Here we see the Death Star in the final stages of construction, as the Empire sets its sites on Alderaan.
Okay, just kidding. Funny joke. This is actually Saturn’s moon Tethys, seen from the Cassini spacecraft on November 10, 2016, from a distance of 367,000 kilometers (228,000 miles).
Tethys is about 1,062 kilometers (660 miles) across, with its surface mostly strewn with small impact craters, as the moon has no active geological processes to reshape its appearance. But one large crater dominates this image, called Odysseus.
It measures a huge 445 kilometers (277 miles) across, about two-fifths of the moon’s diameter, making it one of the biggest impact craters in the Solar System. Named for the Greek hero of the same name, it also has a large peak at its center where impact material fell back to the ground.

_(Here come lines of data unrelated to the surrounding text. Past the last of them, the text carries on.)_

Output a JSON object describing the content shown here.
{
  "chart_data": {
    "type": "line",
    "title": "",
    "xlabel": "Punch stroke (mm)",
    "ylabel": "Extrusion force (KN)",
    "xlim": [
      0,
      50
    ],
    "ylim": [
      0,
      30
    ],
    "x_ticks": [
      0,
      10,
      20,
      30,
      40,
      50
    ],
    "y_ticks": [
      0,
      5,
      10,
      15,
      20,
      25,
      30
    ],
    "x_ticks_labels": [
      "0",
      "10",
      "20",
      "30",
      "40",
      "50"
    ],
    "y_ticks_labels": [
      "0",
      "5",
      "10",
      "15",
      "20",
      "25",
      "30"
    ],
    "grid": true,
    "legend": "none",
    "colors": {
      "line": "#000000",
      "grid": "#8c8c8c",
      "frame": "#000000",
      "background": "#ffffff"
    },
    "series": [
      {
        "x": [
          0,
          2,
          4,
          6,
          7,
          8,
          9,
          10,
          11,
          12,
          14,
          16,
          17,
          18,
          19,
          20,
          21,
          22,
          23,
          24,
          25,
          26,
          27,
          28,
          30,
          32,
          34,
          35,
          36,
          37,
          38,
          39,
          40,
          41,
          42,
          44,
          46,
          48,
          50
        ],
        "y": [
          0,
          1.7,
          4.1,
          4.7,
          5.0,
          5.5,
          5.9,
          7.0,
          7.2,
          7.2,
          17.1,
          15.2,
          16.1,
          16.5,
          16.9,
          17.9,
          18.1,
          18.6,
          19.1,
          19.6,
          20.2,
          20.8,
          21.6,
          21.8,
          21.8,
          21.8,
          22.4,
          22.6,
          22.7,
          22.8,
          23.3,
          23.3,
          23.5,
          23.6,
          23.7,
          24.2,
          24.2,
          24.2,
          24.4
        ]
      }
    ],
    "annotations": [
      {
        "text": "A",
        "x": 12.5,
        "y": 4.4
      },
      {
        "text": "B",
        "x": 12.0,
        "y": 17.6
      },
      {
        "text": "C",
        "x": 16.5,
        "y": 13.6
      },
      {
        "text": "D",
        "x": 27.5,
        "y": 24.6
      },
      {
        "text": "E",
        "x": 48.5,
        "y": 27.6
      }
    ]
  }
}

And it bears a striking resemblance to another famous “Death Star moon” around Saturn, Mimas, which has a similarly large impact crater. The crater on Mimas is actually just a third the size of the one on Tethys, measuring just 139 kilometers (86 miles) across, but its more pronounced features give it a bit more of a Death Star-like look.
Enjoy these images while they last, though, because in September of this year Cassini’s mission will come to an end. This will make NASA’s Juno spacecraft around Jupiter the only operational spacecraft orbiting a planet in the outer Solar System.